Foto itu, tiga tahun yang lalu. Kala DENISA masih sering
mengetuk pintu kamarku dan memanggil-manggil namaku seakan kita layaknya teman
bermain sebaya. Tak jarang ia menugguku di balkon depan kamar hingga pulang
kuliah. Teramat dekat memang. Ketika adzan terdengar, ia dengan lantang
mengajak ku untuk segera mengambil wudhu dan sholat berjamaah berdua, hanya aku
dan DENISA. Entah karena ia ingin bermain air, atau memang Tuhan memberikan
kepekaan rohani padanya. Dikala sholat, ia terkadang mengikutiku komat-kamit
membaca doa. Dan bersyukurnya, ia hafal surat-surat pendek dengan gerakan
sholat yang pantas diacungi jempol untuk anak seusianya. Menjadi rutinitas kami
berdua saat itu, jika selesai sholat kami membaca ayat suci Al-Quran.
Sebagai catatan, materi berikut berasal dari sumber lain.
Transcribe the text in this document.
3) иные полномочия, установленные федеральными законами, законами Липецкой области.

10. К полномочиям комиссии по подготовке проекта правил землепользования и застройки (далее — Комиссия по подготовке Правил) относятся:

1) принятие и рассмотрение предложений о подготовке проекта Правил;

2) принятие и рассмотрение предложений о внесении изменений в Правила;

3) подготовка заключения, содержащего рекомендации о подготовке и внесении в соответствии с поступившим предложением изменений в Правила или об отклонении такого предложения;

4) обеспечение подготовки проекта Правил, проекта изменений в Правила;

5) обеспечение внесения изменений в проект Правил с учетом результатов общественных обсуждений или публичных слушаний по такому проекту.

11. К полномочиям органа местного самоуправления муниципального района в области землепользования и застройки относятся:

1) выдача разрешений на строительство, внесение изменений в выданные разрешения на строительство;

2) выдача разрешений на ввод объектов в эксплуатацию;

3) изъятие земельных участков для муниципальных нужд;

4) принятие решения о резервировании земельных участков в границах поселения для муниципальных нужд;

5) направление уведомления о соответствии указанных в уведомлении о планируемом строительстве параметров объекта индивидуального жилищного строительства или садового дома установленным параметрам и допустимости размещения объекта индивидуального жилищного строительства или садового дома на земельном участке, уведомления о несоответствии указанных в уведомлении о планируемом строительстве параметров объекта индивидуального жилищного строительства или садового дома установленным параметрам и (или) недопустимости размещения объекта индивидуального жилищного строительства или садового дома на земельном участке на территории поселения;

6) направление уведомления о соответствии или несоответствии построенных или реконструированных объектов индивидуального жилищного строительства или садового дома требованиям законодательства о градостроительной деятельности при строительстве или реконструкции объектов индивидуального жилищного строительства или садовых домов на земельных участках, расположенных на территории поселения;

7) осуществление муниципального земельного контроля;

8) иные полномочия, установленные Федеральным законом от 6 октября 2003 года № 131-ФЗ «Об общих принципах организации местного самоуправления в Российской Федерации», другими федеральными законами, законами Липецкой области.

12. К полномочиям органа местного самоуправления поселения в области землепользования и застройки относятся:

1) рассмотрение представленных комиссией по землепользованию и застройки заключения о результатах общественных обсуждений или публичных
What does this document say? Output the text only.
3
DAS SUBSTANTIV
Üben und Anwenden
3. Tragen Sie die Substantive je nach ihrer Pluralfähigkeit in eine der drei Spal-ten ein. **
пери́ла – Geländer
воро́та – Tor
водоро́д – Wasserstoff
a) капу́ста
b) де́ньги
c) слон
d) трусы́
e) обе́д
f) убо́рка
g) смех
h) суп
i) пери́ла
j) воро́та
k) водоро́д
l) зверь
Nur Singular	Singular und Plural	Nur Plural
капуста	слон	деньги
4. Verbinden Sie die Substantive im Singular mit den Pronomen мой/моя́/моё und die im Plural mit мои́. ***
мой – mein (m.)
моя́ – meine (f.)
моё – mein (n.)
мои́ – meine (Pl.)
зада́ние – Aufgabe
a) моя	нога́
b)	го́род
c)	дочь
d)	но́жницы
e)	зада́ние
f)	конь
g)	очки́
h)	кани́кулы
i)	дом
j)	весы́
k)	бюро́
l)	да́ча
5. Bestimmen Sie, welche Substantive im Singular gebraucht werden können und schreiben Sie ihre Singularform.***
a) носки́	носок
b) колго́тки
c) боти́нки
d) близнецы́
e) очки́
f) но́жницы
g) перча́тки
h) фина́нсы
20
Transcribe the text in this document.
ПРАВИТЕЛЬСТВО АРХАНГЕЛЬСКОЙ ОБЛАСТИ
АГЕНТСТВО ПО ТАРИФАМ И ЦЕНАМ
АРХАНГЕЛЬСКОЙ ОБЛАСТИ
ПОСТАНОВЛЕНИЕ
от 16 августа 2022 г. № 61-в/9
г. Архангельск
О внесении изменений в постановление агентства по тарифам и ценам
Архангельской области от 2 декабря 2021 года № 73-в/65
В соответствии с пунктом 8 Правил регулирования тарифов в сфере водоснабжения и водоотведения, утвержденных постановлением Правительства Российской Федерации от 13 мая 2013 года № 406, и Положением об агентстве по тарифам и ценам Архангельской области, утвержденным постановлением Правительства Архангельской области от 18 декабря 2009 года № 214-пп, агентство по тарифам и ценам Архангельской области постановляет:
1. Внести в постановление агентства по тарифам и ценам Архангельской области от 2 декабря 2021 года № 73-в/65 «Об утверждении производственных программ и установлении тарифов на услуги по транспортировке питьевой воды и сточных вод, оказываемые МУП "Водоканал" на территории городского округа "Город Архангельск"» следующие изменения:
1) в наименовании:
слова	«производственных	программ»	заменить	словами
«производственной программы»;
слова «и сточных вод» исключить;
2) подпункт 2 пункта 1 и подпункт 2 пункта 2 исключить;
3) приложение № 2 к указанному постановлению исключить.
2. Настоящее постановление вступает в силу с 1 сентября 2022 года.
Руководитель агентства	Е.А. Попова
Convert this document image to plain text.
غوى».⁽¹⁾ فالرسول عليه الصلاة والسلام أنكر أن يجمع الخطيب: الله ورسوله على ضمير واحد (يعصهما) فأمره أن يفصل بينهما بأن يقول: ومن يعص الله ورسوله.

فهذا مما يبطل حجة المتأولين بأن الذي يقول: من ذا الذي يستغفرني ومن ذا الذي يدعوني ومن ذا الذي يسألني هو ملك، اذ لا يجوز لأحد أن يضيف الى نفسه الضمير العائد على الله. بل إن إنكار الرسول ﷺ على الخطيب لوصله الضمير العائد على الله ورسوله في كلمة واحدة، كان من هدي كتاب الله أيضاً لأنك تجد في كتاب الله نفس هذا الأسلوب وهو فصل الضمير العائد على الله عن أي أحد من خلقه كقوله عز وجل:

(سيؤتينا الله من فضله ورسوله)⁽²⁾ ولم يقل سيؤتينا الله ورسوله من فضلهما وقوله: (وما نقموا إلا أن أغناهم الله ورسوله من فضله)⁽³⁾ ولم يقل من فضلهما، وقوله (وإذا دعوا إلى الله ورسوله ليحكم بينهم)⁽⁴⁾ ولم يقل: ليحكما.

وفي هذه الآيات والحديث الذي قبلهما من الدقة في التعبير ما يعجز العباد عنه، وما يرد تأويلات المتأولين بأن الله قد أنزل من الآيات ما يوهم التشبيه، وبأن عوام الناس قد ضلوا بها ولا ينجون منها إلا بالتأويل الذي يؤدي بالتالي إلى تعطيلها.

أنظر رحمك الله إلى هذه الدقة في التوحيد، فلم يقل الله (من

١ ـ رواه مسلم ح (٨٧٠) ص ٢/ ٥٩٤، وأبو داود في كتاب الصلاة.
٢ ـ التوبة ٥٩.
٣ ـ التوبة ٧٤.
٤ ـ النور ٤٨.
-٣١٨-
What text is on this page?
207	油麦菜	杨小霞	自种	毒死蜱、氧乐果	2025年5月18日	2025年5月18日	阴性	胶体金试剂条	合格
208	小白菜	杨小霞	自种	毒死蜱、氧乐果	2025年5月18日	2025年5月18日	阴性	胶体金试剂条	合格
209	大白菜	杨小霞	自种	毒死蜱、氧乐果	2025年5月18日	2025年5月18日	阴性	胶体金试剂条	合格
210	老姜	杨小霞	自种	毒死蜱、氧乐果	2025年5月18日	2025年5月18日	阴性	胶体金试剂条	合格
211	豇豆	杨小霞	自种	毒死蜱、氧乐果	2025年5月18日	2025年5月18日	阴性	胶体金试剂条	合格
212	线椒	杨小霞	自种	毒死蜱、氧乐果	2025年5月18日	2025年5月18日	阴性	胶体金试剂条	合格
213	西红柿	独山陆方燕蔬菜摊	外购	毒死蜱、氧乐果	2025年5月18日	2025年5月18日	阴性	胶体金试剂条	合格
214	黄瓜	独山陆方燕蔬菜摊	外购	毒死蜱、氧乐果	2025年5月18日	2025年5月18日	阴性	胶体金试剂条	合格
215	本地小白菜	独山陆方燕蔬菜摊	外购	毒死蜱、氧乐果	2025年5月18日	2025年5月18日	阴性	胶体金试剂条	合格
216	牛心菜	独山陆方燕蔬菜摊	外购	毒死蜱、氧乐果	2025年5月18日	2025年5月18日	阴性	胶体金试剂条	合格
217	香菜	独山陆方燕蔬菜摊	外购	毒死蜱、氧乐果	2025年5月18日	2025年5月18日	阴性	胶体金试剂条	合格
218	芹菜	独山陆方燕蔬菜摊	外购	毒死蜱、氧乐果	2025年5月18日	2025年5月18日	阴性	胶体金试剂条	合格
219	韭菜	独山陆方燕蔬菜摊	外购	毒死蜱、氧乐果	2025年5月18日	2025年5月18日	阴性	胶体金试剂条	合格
Tanpa
kuminta dan tanpa aba-aba apapun dariku, dengan sigap ia segera mengambil
Al-Quran dan Iqra’ dari atas meja belajar. “Yang ini buat mbak putri” ia
memberiku Al-Quran bersampul ungu kebiruan itu. Kubalas dengan senyum dan kita
mulai mengaji. Disanalah aku merasakan betapa Tuhan tak pernah melewatkan
setitik bagian terkecil dari kehidupan. Termasuk anugrah yang luar biasa tak
terkira, yaitu seorang anak. Betapa bahagianya ketika Tuhan memberi kepercayaan
untuk satu hal ini. Dan betapa bersyukurnya kita dilahirkan dari orang tua yang
tak lelah mendidik dan membesarkan kita. Sudah, hentikan, cukup sampai disini
saja, pembahasan orang tua dan anak selalu berakhir pada butiran air mata.
Seolah tak ada yang dapat menggantikan kasih sayang mereka, sungguh tak akan
pernah ada.
Kembali pada cerita DENISA. Ia sekarang tumbuh menjadi anak
yang pintar. Waktu bermain dan mengunjungi ruangan penuh inspirasi itu sudah
jarang ia dapatkan. Kenaikan level pendidikan membuatnya harus belajar akan
tanggung jawab. Dan ia berhasil melewati tanggung jawab itu dengan predikat
sangat memuaskan. Di Sekolah Dasar tempat ia bersekolah saat ini, tak pernah
sekalipun terlewatkan dari peringkat pertama. Bangga, tak ada kata lain. DENISA, ia pun berhasil mengemas cerita tiga tahun lalu itu menjadi sebuah kenangan manis. DENISA, ia bocah pilihan Tuhan.